What is the greatest transformation in technology you’ve witnessed in your career?

Not sure about over my career but over my lifetime it was to be mobile phones. The technology, the culture and aesthetics of mobile phones has been to breathtaking to watch. I remember when I was growing up and we had the Nokia 3310, I remember when everyone on my street shared a mobile for calling. I remember waiting for my mother to fall asleep so that I could play snake on her phone. Now I can take my youtube videos on my iphone 8. Smartphones have grown with us, although they have had a much better glow up than us.

In a lot of cases being able to effectively communicate expectations, features and issues can save a lot of time.

When you think about ‘women’ and ‘technology’ what comes to your mind first?

I think of my friends from computer science, I remember how we all stuck together for some “unsaid” reason. How we all sat together in the labs like a pack. 

I think of all those machine learning algorithms that have a bais against us.

I think of how the first programmers in the world were women.

I think of the most amazing CTO I have met who is a woman.

We always hear there are not enough women working in tech. What needs to happen to change that?

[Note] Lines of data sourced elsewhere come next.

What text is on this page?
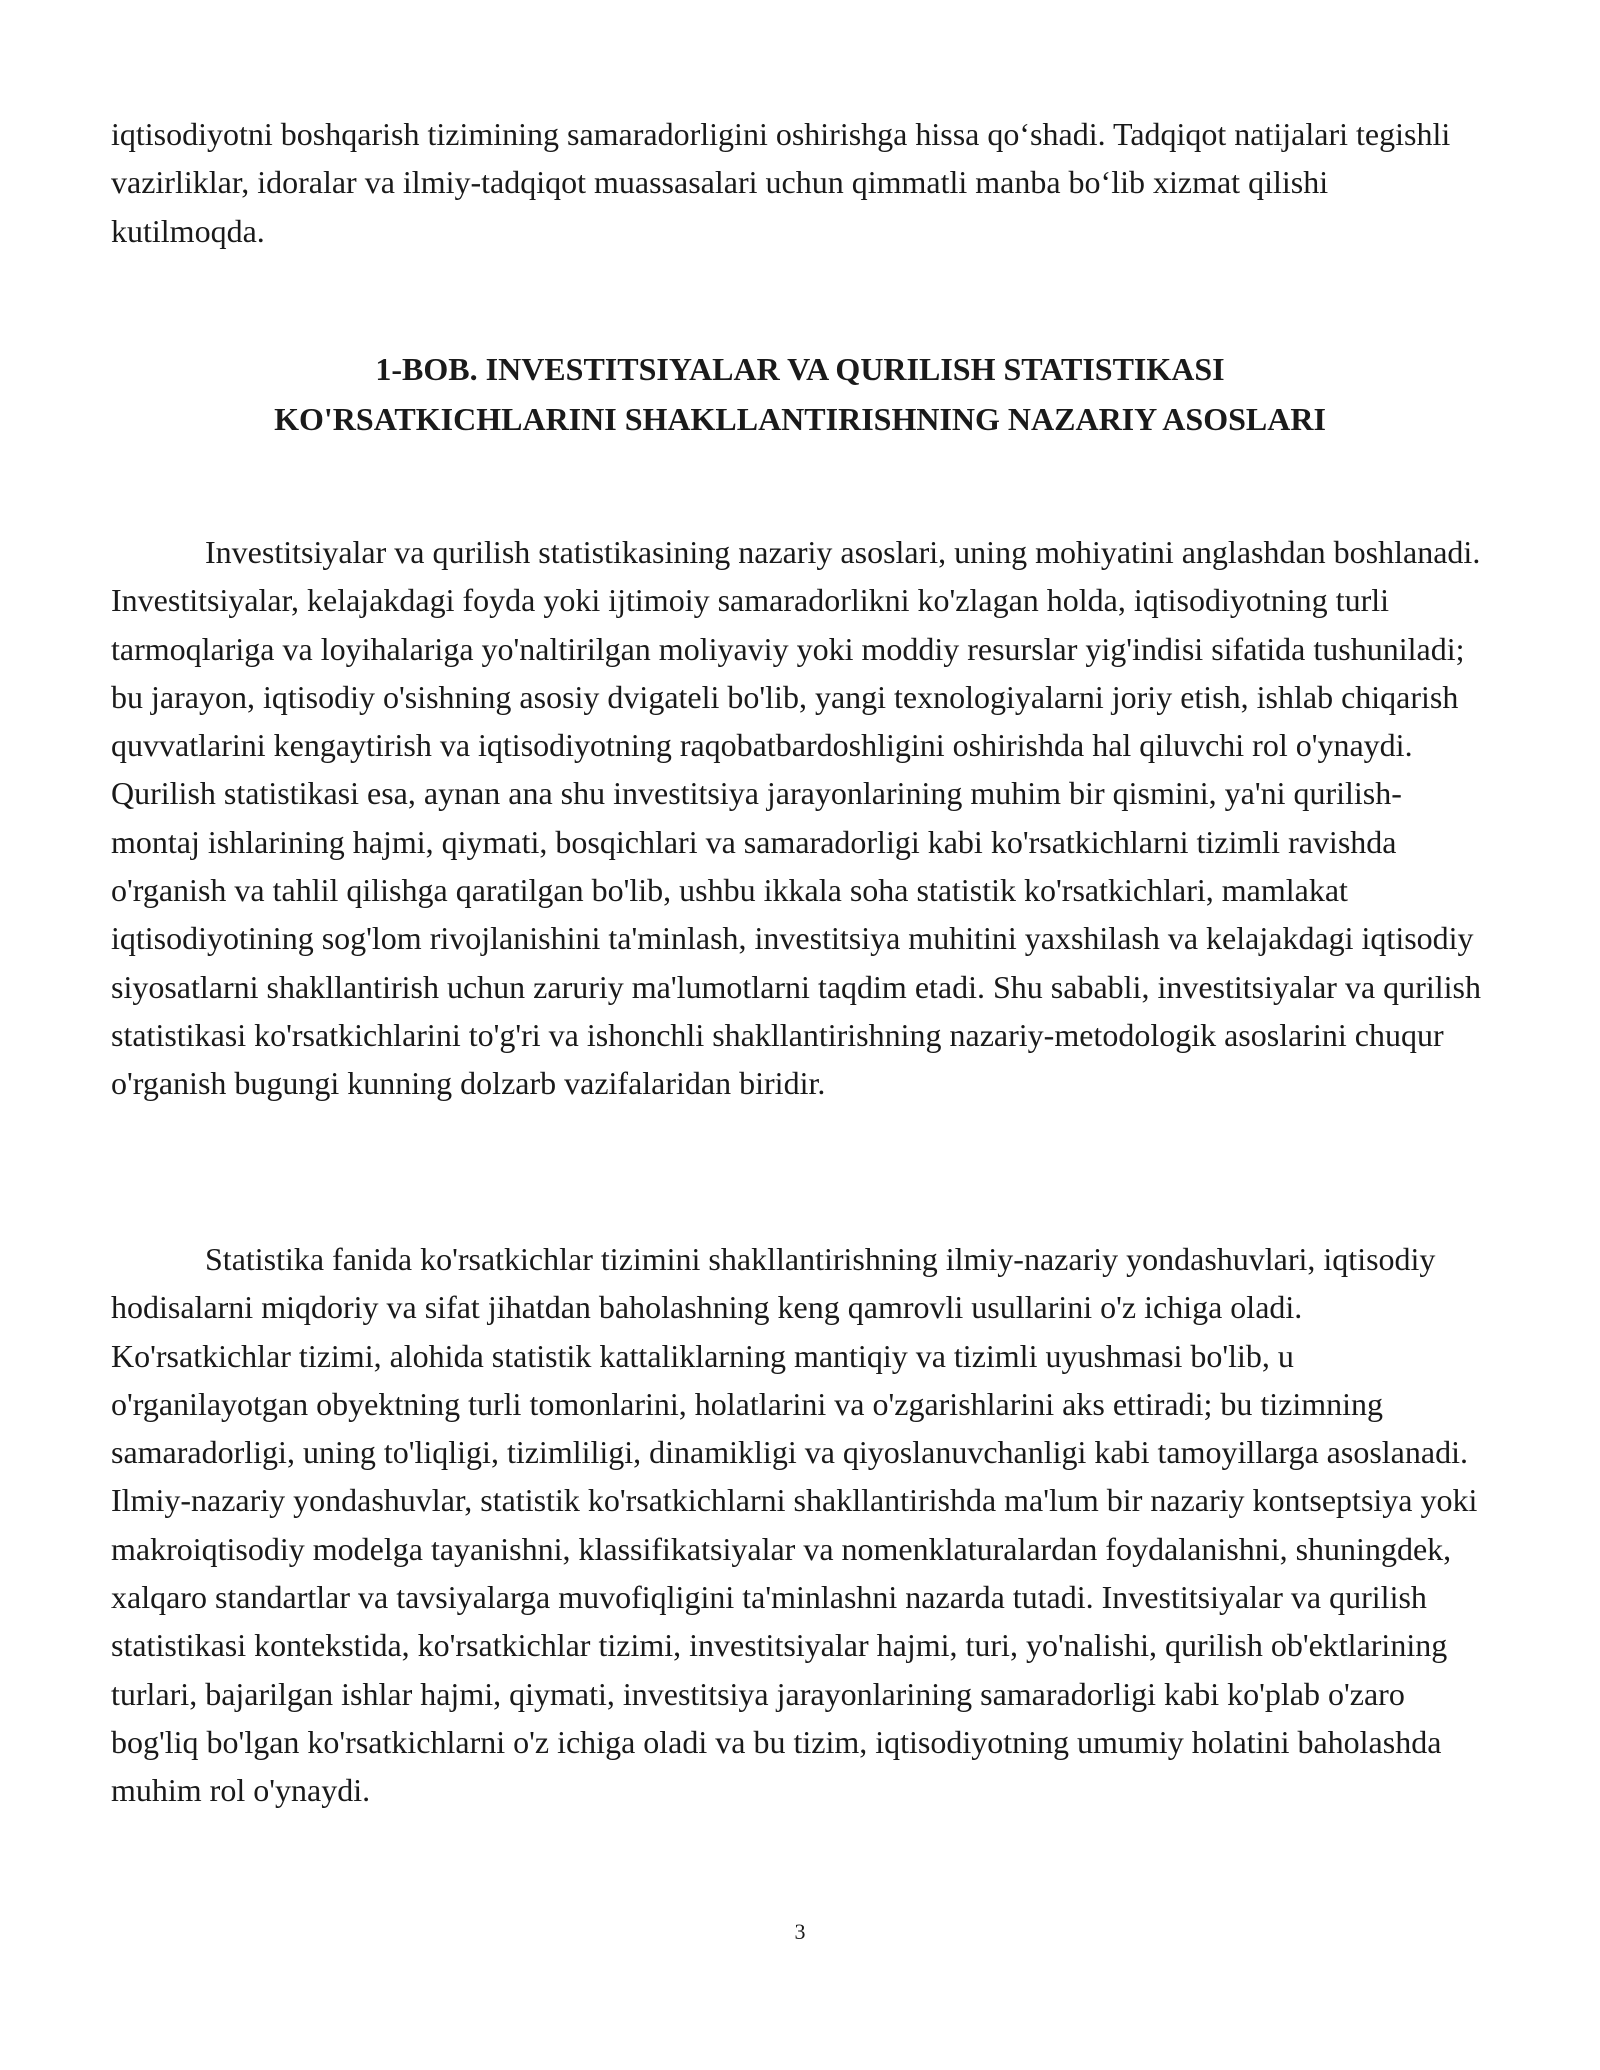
iqtisodiyotni boshqarish tizimining samaradorligini oshirishga hissa qo‘shadi. Tadqiqot natijalari tegishli vazirliklar, idoralar va ilmiy-tadqiqot muassasalari uchun qimmatli manba bo‘lib xizmat qilishi kutilmoqda.

1-BOB. INVESTITSIYALAR VA QURILISH STATISTIKASI
KO'RSATKICHLARINI SHAKLLANTIRISHNING NAZARIY ASOSLARI

Investitsiyalar va qurilish statistikasining nazariy asoslari, uning mohiyatini anglashdan boshlanadi. Investitsiyalar, kelajakdagi foyda yoki ijtimoiy samaradorlikni ko'zlagan holda, iqtisodiyotning turli tarmoqlariga va loyihalariga yo'naltirilgan moliyaviy yoki moddiy resurslar yig'indisi sifatida tushuniladi; bu jarayon, iqtisodiy o'sishning asosiy dvigateli bo'lib, yangi texnologiyalarni joriy etish, ishlab chiqarish quvvatlarini kengaytirish va iqtisodiyotning raqobatbardoshligini oshirishda hal qiluvchi rol o'ynaydi. Qurilish statistikasi esa, aynan ana shu investitsiya jarayonlarining muhim bir qismini, ya'ni qurilish-montaj ishlarining hajmi, qiymati, bosqichlari va samaradorligi kabi ko'rsatkichlarni tizimli ravishda o'rganish va tahlil qilishga qaratilgan bo'lib, ushbu ikkala soha statistik ko'rsatkichlari, mamlakat iqtisodiyotining sog'lom rivojlanishini ta'minlash, investitsiya muhitini yaxshilash va kelajakdagi iqtisodiy siyosatlarni shakllantirish uchun zaruriy ma'lumotlarni taqdim etadi. Shu sababli, investitsiyalar va qurilish statistikasi ko'rsatkichlarini to'g'ri va ishonchli shakllantirishning nazariy-metodologik asoslarini chuqur o'rganish bugungi kunning dolzarb vazifalaridan biridir.

Statistika fanida ko'rsatkichlar tizimini shakllantirishning ilmiy-nazariy yondashuvlari, iqtisodiy hodisalarni miqdoriy va sifat jihatdan baholashning keng qamrovli usullarini o'z ichiga oladi. Ko'rsatkichlar tizimi, alohida statistik kattaliklarning mantiqiy va tizimli uyushmasi bo'lib, u o'rganilayotgan obyektning turli tomonlarini, holatlarini va o'zgarishlarini aks ettiradi; bu tizimning samaradorligi, uning to'liqligi, tizimliligi, dinamikligi va qiyoslanuvchanligi kabi tamoyillarga asoslanadi. Ilmiy-nazariy yondashuvlar, statistik ko'rsatkichlarni shakllantirishda ma'lum bir nazariy kontseptsiya yoki makroiqtisodiy modelga tayanishni, klassifikatsiyalar va nomenklaturalardan foydalanishni, shuningdek, xalqaro standartlar va tavsiyalarga muvofiqligini ta'minlashni nazarda tutadi. Investitsiyalar va qurilish statistikasi kontekstida, ko'rsatkichlar tizimi, investitsiyalar hajmi, turi, yo'nalishi, qurilish ob'ektlarining turlari, bajarilgan ishlar hajmi, qiymati, investitsiya jarayonlarining samaradorligi kabi ko'plab o'zaro bog'liq bo'lgan ko'rsatkichlarni o'z ichiga oladi va bu tizim, iqtisodiyotning umumiy holatini baholashda muhim rol o'ynaydi.

3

A lot of companies are always looking for experienced women developers, not a lot are willing to groom young women developers to grow their skills but if no one gives us a chance to gain experience we can’t be the experienced developers who can take your company to the next level. 

What skills do you need for a career in tech (aside from the actual tech skills)?

Communication skills are underrated in this industry. In a lot of cases being able to effectively communicate expectations, features and issues can save a lot of time. It’s much easier to get the help you need if you can communicate it.

What is your advice for aspiring entrepreneurs?

I try not to think of myself as an entrepreneur but more as a problem solver, I am always pro-actively seeking to solve some of the issues I am passionate about. My advice for anyone is don’t be afraid to embarrass yourself.  I think as women we live in constant fear of embarrassing ourselves. This is why we are so risk-averse but we need to be more comfortable with doing the things that scare us.  

My advice for anyone is don’t be afraid to embarrass yourself.  I think as women we live in constant fear of embarrassing ourselves. This is why we are so risk-averse but we need to be more comfortable with doing the things that scare us. 

What and who were the influencers of who you are today?

My high school teacher, my mother, and all the amazing people in tech who inspire me everyday.

If you could go back in time, what advice would you give your 14-year-old self? 

Trust yourself, you got this!

Sewagodimo Matlapeng is a software developer, tech enthusiast and international tech speaker with a strong technical background as a Computer Science Honours graduate from the University of Cape Town. While in university, she was inducted into the Golden Key honors society for her academic excellence and was also a computer science tutor. She has experience with developing continuous integration pipelines and currently works as a Fullstack developer for Yoco, South Africa’s favourite card payment company.

Sewagodimo founded Indoni developers, a group for Black Women who are Software developers, with a focus on mentorship, skills development and opportunity. She is also the co-lead for Developer Circles from Facebook where she advocates for developer programs which focus on building, community development and entrepreneurship. Sewagodimo uses her Youtube channel “Sunshine in my Code”, to encourage and teach more people how to code, making tech more accessible and showing how global tech trends affect South Africa.